A ranking of big Aussie superannuation funds has shamed some of the largest financial services providers, with Stockspot’s annual Fat Cat Report showing the life-changing impact fund fees can have on performance.
Every year for the past seven years, online investment manager Stockspot has compared the 600 multi-asset investment options available from Australia’s 100 biggest super funds, with a focus on the funds’ performance after fees were taken into account. Stockspot compares the funds on the basis of their risk profile (aggressive, growth, balanced etc) to ensure it’s comparing like-for-like, and found that the very same funds topped the worst performers’ list yet again in the 2019 report.
Stockspot uses ‘Fit Cat’ to identify the top performing funds over five years, while the bottom performers are classified ‘Fat Cat’. While the names might sound jokey, Stockspot CEO Chris Bryki says the implications of high fees for super savers is very serious – to the tune of $200,000-plus over a lifetime of work.
“One of our golden rules of superannuation is; the less you pay, the more you get,” Bryki explained, going on to explain the big difference a little change like swapping from a fund that charges a 2 per cent fee to one that charges 1 per cent can make. “Always pay less than 1 per cent per annum in fees so your super isn’t eroded by high fees. I know 1 per cent doesn’t sound like a lot, but for the Aussies stuck in these Fat Cat Funds, they’ll be worse off by $200,000 or more compared to their friends who are in a low-fee fund.”
Even older Australians can benefit from a lower-cost fund, with Stockspot calculating that a 60-plus who changed from a 2 per cent fund to a 1 per cent fund could have $35,000 more in their super by retirement.
The latest StockSpot report said ANZ/One Path was the worst super provider for the seventh year in a row, with a total of 11 of its super funds in the Fat Cat ranking.

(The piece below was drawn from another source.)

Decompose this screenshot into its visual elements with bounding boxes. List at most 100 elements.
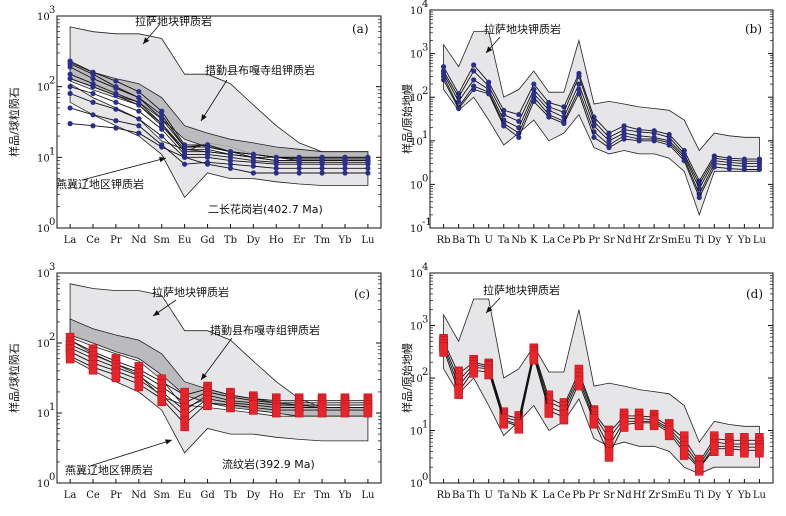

ANZ/One Path was matched by under-fire wealth manager AMP, which also had 11 Fat Cat Funds, followed by Perpetual, MLC and Zurich who recorded four, three and three Fat Cats respectively.
Industry super funds, meanwhile, dominated the Fit Cat rankings. Q Super came out on top with nine Fit Cat funds. UniSuper came in second with six and Australian Super followed closely behind with four. All three have an average annual fee of just 0.76 per cent.

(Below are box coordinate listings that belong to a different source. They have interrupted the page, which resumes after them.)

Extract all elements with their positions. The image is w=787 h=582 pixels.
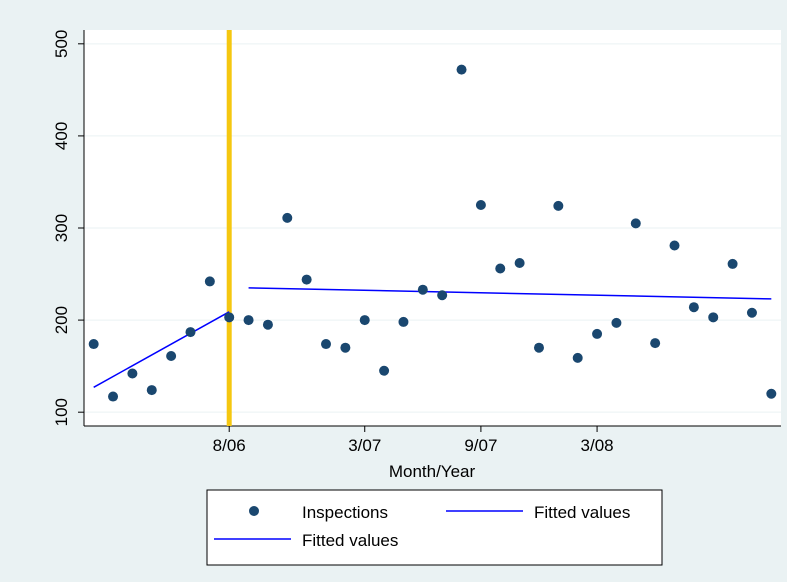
data-point: [88, 339, 99, 350]
data-point: [630, 218, 641, 229]
x-tick-label: 8/06: [213, 436, 246, 455]
data-point: [688, 302, 699, 313]
data-point: [185, 327, 196, 338]
data-point: [224, 312, 235, 323]
x-tick-label: 9/07: [464, 436, 497, 455]
legend-label-inspections: Inspections: [302, 503, 388, 522]
y-tick-label: 400: [52, 122, 71, 150]
data-point: [108, 391, 119, 402]
data-point: [321, 339, 332, 350]
data-point: [495, 263, 506, 274]
x-tick-label: 3/08: [581, 436, 614, 455]
data-point: [127, 368, 138, 379]
grid: [84, 43, 781, 413]
data-point: [262, 319, 273, 330]
data-point: [592, 328, 603, 339]
fitted-line-1: [93, 311, 230, 388]
y-tick-label: 100: [52, 398, 71, 426]
data-point: [243, 315, 254, 326]
legend-label-fitted-values-1: Fitted values: [534, 503, 630, 522]
data-point: [514, 257, 525, 268]
x-axis-title: Month/Year: [389, 462, 476, 481]
legend-label-fitted-values-2: Fitted values: [302, 531, 398, 550]
data-point: [379, 365, 390, 376]
data-point: [301, 274, 312, 285]
data-point: [282, 212, 293, 223]
y-axis-ticks: 100 200 300 400 500: [52, 30, 84, 426]
data-point: [417, 284, 428, 295]
data-point: [437, 290, 448, 301]
data-point: [650, 338, 661, 349]
data-point: [746, 307, 757, 318]
chart-marks: [88, 30, 777, 426]
data-point: [204, 276, 215, 287]
y-tick-label: 500: [52, 30, 71, 58]
fitted-line-2: [248, 287, 772, 300]
legend-marker-inspections: [249, 506, 259, 516]
data-point: [553, 200, 564, 211]
data-point: [359, 315, 370, 326]
y-tick-label: 300: [52, 214, 71, 242]
data-point: [398, 316, 409, 327]
data-point: [611, 317, 622, 328]
data-point: [572, 352, 583, 363]
data-point: [456, 64, 467, 75]
data-point: [340, 342, 351, 353]
legend: Inspections Fitted values Fitted values: [206, 489, 663, 566]
data-point: [166, 351, 177, 362]
data-point: [475, 199, 486, 210]
data-point: [766, 388, 777, 399]
data-point: [669, 240, 680, 251]
y-tick-label: 200: [52, 306, 71, 334]
data-point: [708, 312, 719, 323]
data-point: [533, 342, 544, 353]
x-axis-ticks: 8/06 3/07 9/07 3/08: [213, 426, 614, 455]
legend-box: [206, 489, 663, 566]
x-tick-label: 3/07: [348, 436, 381, 455]
data-point: [727, 258, 738, 269]
data-point: [146, 385, 157, 396]
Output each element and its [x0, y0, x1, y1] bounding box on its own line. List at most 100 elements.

As well as looking into the best and worst performers overall, the Fat Cat Report broke down super funds by risk profile. On the balanced option, for example, Q Super, Australian Super and UniSuper scored well, while AMP, OnePath and Perpetual failed to impress StockSpot.
For example, QSuper’s Lifetime Aspire 2 option delivered an 8.8 per cent return per annum over five years, compared to AMP Superannuation Savings Trust – AMP Capital Dynamics Market option, which recorded a 2.9 per cent return. Australian Super’s Conservative Balanced fund returned 7.8 per cent, compared to the MLC Super Fund Business Super – MC Inflation Plus – Moderate Portfolio, which sat at 4.1 per cent. You can read StockSpot’s Fat Cat Report to see the full performance rankings.
Overall, StockSpot found industry funds had 30 per cent lower fees on average than retail funds, while the industry funds’ higher allocation of unlisted assets such as property, infrastructure and private equity, had helped deliver strong returns at a time when equities markets have been battered.